Si plusieurs désordres ont motivé initialement sa demande d'expertise, elle ne prétend, dans le cadre de la présente instance, sur le fondement des articles 1792 et suivants du code civil, qu'à être indemnisée des conséquences (frais de réparation, perte de loyers) d'un dommage survenu en 2005 et qu'elle impute, au visa du rapport d'expertise judiciaire, à la rupture d'une poutre vermoulue, imprudemment conservée lors des travaux de 1997, et à une réparation inadéquate effectuée en 2001 par Monsieur [S], lors d'un premier affaissement du plancher du premier étage résultant du mauvais état de ladite poutre.

Elle soutient qu'une réception tacite des travaux est intervenue dès leur achèvement en 1997, que Monsieur [S] n'apporte pas la preuve de ce qu'il ne serait pas l'auteur de la mauvaise réparation de 2001, que la sarl Gréselle, en tant que maître d'oeuvre, est responsable avec ce dernier des conséquences de la conservation de la poutre en 1997 et de la réparation inadaptée de 2001 et a d'ailleurs reconnu sa responsabilité en prenant en charge l'organisation des travaux nécessités par l'affaissement de 2001 et même le relogement temporaire des locataires, et en s'abstenant de contester cette intervention à la suite de la déclaration qui lui a été faite du sinistre de 2005.

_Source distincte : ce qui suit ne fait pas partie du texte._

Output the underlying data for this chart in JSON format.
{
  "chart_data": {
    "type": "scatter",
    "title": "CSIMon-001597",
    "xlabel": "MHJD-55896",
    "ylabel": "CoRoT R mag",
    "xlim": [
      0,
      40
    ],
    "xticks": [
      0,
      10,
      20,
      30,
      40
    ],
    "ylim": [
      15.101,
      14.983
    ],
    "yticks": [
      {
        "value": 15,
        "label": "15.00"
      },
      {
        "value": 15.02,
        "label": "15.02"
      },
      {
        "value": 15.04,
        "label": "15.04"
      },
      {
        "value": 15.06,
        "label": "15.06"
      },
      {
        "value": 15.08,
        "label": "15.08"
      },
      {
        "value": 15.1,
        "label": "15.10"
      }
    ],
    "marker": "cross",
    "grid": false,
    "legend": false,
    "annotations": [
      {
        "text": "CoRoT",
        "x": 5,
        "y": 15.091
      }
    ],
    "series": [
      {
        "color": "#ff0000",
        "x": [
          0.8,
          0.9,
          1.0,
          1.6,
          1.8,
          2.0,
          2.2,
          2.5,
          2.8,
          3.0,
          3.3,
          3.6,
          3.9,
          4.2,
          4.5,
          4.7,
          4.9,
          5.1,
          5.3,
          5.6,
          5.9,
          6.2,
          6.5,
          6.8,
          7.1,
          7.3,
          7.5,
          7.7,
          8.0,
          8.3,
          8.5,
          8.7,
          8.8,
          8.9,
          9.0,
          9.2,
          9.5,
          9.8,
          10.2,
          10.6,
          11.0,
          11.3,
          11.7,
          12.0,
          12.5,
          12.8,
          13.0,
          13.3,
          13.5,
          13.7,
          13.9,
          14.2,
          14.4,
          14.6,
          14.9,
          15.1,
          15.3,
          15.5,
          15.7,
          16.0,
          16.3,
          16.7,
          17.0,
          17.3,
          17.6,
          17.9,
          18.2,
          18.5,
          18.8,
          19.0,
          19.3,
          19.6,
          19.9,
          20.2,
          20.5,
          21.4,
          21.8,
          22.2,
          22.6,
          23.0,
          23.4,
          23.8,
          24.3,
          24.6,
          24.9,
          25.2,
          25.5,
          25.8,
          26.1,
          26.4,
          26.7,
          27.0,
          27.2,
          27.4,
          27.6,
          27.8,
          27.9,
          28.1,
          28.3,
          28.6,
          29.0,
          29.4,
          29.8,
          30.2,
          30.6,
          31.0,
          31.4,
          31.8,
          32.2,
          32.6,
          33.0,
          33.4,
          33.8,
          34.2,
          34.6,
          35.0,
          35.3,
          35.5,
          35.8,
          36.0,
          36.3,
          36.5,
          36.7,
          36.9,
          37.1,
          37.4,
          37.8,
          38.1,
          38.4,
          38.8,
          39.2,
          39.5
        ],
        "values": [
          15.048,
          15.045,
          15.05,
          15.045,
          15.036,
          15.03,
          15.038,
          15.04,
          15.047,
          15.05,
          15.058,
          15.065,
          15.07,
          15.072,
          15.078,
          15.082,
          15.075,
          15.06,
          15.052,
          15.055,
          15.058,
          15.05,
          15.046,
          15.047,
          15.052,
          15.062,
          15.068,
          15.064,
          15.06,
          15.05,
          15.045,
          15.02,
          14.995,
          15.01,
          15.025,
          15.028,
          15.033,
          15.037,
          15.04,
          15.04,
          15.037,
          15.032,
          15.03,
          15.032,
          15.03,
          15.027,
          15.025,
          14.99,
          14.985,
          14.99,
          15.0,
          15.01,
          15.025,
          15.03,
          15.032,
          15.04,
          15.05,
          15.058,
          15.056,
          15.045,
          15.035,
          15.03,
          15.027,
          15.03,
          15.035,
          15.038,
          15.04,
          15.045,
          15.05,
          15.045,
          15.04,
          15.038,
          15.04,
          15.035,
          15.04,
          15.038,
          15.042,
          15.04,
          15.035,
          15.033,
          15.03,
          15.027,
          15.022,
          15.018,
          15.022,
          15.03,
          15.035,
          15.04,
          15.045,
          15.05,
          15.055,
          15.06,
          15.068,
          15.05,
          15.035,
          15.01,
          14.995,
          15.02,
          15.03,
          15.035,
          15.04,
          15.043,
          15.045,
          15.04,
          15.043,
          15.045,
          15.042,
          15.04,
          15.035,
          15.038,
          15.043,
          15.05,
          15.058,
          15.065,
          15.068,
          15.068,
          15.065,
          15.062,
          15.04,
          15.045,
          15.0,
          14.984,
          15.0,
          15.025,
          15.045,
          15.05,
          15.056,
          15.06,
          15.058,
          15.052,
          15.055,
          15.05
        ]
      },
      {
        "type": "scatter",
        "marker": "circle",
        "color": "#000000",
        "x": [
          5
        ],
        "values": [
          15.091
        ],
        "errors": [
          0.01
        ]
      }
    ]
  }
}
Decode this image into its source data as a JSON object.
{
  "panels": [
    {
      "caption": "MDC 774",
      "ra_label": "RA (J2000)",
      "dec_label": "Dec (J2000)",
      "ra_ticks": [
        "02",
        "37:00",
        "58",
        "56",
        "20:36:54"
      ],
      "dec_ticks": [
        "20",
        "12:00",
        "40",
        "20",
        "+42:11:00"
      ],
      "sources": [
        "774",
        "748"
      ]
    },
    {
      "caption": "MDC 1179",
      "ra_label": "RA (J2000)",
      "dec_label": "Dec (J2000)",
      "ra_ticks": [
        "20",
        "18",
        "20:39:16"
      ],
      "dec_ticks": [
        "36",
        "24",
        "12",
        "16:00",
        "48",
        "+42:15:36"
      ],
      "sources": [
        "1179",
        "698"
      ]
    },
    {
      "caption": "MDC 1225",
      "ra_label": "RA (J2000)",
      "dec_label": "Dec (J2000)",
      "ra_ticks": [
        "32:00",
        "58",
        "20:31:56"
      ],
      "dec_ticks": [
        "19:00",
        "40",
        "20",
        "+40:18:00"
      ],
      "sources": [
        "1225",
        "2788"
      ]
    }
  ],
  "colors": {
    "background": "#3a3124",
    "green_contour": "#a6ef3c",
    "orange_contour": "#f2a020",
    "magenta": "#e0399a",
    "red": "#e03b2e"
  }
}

La société Gréselle, formant appel incident, conclut à l'infirmation du jugement, au débouté de la sci Le Pré d'Espagne de ses demandes à son encontre, à la condamnation de celle-ci à lui payer la somme de 5 000 euros à titre de dommages et intérêts pour procédure abusive outre 3 000 euros sur le fondement de l'article 700 du code de procédure civile ainsi qu'aux dépens de première instance et d'appel, subsidiairement à la condamnation de la société AXA à la garantir de toute condamnation prononcée contre elle et à prendre en charge tous les frais qu'elle a exposés à l'occasion du présent litige.

Elle fait valoir à cet effet que sa mission de maîtrise d'oeuvre a pris fin en 1997, que le dommage n'est imputable qu'aux travaux réalisés postérieurement par Monsieur [S] en dehors de tout conseil, contrôle ou surveillance de sa part, qu'en toute hypothèse la sci Le Pré d'Espagne est responsable de l'essentiel du préjudice financier qu'elle prétend subir tant par ses carences dans les déclarations de sinistre et la conduite de la procédure qu'en s'abstenant de faire exécuter, depuis les opérations d'expertise, les travaux de reprise préconisés, qu'en toute hypothèse, elle a exercé une activité couverte par son contrat d'assurance et doit être garantie par la société AXA qui a reconnu, par un courrier à l'expert, être son assureur au titre de la responsabilité décennale.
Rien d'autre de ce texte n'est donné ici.